Prediction of temperature and velocity profiles in a single compartment fire by an improved neural network analysis

A novel hybrid Artificial Neural Network (ANN) model, denoted GRNNFA, has been developed for fire studies. The major feature of the model is its ability to work in a noisy environment, which is usually the case with fire experiment data. The GRNNFA model is applicable in the determination of the location of the thermal interface in a single compartment fire. The performance of the GRNNFA has been proven to be comparable to that of the Computational Fluid Dynamics (CFD) model. In addition, the computational speed of the GRNNFA model is much faster than that of the CFD model. However, the original GRNNFA model is only capable of handling the training samples with scalar output. This shortcoming restricts the application area of the model. Hence, this paper presents a modification of the original GRNNFA model for multi-dimensional prediction problems.
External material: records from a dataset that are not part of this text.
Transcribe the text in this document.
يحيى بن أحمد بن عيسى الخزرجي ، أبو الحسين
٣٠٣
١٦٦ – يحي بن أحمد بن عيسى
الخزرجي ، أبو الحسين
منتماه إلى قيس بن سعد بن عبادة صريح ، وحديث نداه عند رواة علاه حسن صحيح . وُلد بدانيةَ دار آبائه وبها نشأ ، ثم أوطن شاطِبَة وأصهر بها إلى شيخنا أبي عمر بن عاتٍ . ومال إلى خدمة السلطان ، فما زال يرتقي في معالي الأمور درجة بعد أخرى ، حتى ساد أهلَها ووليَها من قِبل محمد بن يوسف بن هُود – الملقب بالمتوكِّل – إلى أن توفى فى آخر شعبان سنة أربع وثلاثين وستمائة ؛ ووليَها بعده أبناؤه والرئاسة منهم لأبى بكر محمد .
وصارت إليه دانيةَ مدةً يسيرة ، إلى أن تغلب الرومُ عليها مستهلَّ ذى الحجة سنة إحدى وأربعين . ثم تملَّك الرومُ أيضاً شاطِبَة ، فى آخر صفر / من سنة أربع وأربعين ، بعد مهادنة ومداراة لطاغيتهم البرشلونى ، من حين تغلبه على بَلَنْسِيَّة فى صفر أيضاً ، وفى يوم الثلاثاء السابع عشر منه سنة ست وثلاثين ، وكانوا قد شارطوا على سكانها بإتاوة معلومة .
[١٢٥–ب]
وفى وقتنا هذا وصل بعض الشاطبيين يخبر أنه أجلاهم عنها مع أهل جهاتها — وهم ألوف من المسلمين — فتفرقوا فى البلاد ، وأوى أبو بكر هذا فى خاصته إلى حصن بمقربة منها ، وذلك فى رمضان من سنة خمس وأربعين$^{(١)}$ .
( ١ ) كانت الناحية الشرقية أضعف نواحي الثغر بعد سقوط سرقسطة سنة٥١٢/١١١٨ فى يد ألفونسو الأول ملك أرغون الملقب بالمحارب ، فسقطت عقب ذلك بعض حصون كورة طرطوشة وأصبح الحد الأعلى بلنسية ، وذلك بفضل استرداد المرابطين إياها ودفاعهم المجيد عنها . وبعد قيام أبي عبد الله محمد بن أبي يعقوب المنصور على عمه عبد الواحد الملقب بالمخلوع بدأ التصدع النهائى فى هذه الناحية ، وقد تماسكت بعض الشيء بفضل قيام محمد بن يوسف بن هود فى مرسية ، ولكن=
It also demonstrates the first application of ANN techniques to predicting the velocity and temperature profiles at the center of the doorway in a single compartment fire. These profiles are commonly used to benchmark the performances of CFD models. They are employed in this study to evaluate the performance of the modified GRNNFA model. The predicted profiles are compared with the experimental results and the results simulated by the CFD model. These results show that the prediction errors of the GRNNFA model are less than those of the CFD model in actual application.